The green wooden building, built on the foundation of the house where the future Israeli president would be born, bears a memorial sign:

"Here on August 2, 1923, Shimon Peres, a son of Sarah and Isaac Perski, a Nobel laureate and 9th president of Israel, was born."

Ivan who bought the house on Perski's plot 14 years ago is vividly tipsy. His wife Aniuta is a bit tipsy too. She says that when she heard the news of Shimon Peres's death, she cried. Although Ivan and Aniuta know nothing about the life of the Perski family in Vishneva, they are happy to see the guests: they welcome them into the yard and treat everyone with water from the well, according to the established ritual. The legend has it that the well is allegedly the same one dug out by Shimon Peres' ancestors and water in it has a healing power.

The guests from Minsk's Jewish community take pictures with the well and the house in the background. They tell Euroradio they come here often and are thankful to Ivan for keeping the household's yard. Afterwards, the delegation led by rabbi Ryhor Abramovic proceeds to the monument to the Jews and other local residents killed by the Nazis in 1942. The next stop is a small Shimon Peres museum at the local culture center, which showcases numerous photographs of Peres and his family.

Nothing else here reminds about the birth of the future Nobel laureate and Israel president. An old bath house takes the place of the sinagogue which the Perski family visited and where Peres' grandfather used to serve as a rabbi. The abandonded Jewish cemetery with the graves of Perski's relatives is nothing but a wall of bushes and high wild grass. There is almost no one who could recall the Perskis. The locals only know that Peres came to Vishneva several times but no stories from his childhoon seem to have survived.

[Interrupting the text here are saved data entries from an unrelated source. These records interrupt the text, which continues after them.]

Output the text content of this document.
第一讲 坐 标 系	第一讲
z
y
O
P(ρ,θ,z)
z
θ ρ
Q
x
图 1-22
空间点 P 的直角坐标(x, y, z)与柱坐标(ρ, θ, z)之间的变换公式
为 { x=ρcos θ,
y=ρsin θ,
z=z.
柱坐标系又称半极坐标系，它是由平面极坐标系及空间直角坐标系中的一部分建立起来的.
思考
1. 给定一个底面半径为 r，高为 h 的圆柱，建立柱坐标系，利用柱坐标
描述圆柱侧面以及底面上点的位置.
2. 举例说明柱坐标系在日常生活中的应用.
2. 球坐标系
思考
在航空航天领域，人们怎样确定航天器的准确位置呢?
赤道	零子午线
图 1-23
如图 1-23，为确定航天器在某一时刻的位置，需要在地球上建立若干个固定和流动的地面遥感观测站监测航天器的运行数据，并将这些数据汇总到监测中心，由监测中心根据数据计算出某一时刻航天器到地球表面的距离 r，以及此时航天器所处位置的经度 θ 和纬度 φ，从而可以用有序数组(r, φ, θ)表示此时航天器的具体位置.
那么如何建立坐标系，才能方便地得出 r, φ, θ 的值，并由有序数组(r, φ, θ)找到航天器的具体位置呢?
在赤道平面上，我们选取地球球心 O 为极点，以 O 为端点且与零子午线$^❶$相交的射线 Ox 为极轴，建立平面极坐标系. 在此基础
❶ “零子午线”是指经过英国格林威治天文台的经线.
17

"He used to live here, would come often and visited the Jewish cemetery and the memorial site. The year before last his daughter came. A new house was built on the place where their house used to be. But there are no more seniors who could remember those times," says neighbor Vitalia Ivanauna.

The only local resident who personally met Shimon Peres in childhood is 93-year-old Uladzimir Volkau who broke his leg and is now being treated at the district hospital in Valozhyn.

We take a risk and drive to Valozhyn. We have found Uladzimir Volkau in the surgery ward. He feels pain but seems to have a good memory and even tries to joke: he is trying to bargain a chocolade bar in exchange for his story... We told him the sad news about the death of his compatriot:

"What can I say? We used to go to a Polish school. That's it. There were a lot of Jews in Vishneva, about two thousand. We all lived next door and used to play together. You know, all kids are the same... We chatted in Polish with him, how else? We learned Polish at school! They used to have their own school, a synagogue and a hospital. He used to come here later and we met. Is he still alive? Died today? Let him rest in peace and have a good memory of him."

According to Uladzimir Volkau, the well all guests come and drink water from is not indigenous:

"It used to be in the street not in the yard. Neighbors would take water from it. We used to have our own well. We were well-to-do. My father Jan was a big shot - one of the senior managers at wood-chopping and processing enterprises. Shimon's relatives were traders. There were over one hundred small Jewish vendors here in Vishneva. Their father seemed to have become sick and tired and he abandoned everything and left for Israel. The Jews were friends with Jews, Belarusians with Belarusians and Poles with Poles. I am a Pole but my mother was on friendly terms with Shimon's mother. They visited her and my mother would visit them too to buy clothes, footwear and foodstuffs. There were only five Polish shops. The rest were Jewish."

Uladzimir Volkau regrets he is not at his home now. Otherwise, he would show us a childhood photo with Shimon Peres and have a drink shot just like they gulped it down with Shimon 19 years ago:

"[You are asking] about our meetings? We would drink a shot and that's it!"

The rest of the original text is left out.